Déposé par zebuto le 23/06/2006
La difficulté de vivre, de grandir, d'aimer quand de surcroit le quotidien n'est pas rose. Et malgré tout, au milieu des dégats, des échecs, des naufrages, certains, ceux qui donnent et qui peut-être espèrent le mieux, parviennent à glaner des moments presque heureux. Un film bien interprété, simple, peut-être humain. Notre existence à tous.
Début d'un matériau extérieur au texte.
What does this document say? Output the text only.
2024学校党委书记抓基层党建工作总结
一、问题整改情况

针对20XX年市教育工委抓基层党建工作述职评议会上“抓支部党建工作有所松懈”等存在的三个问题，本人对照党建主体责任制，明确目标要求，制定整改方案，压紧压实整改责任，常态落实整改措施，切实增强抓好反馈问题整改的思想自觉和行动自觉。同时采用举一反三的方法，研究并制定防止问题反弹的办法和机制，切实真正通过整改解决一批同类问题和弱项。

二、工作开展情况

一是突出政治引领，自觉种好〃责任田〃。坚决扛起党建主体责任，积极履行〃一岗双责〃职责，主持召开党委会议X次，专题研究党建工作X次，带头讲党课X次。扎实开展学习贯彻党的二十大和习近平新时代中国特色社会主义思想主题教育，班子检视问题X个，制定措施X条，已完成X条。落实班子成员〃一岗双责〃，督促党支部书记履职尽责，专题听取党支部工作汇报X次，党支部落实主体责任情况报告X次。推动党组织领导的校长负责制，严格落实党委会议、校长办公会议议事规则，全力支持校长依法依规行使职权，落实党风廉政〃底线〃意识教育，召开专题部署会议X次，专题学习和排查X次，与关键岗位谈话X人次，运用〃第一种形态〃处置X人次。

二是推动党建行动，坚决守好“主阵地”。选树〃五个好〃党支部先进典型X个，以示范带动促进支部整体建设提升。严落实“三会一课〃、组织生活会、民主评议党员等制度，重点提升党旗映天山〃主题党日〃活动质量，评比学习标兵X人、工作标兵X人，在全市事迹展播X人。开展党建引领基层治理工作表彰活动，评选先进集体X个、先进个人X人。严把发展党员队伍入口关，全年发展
Déposé par corrio le 08/05/2006
Ce film tchèque est le prototype du film Arte que, bien souvent, on arrête de regarder au bout de 10 minutes : le petit écran, les sous-titres difficiles à lire, l'action qui commence piano-piano. Seulement voilà, au cinéma, c'est différent : on reste et on s'attache. Et, au bout du compte, on finit par aimer. Ici, la peinture d'une micro société d'une petite ville industrielle tchèque finit par faire penser au meilleur Ken Loach ou aux frères Dardenne, avec des personnages, certains très sympathiques, d'autres beaucoup moins, mais tous très attachants.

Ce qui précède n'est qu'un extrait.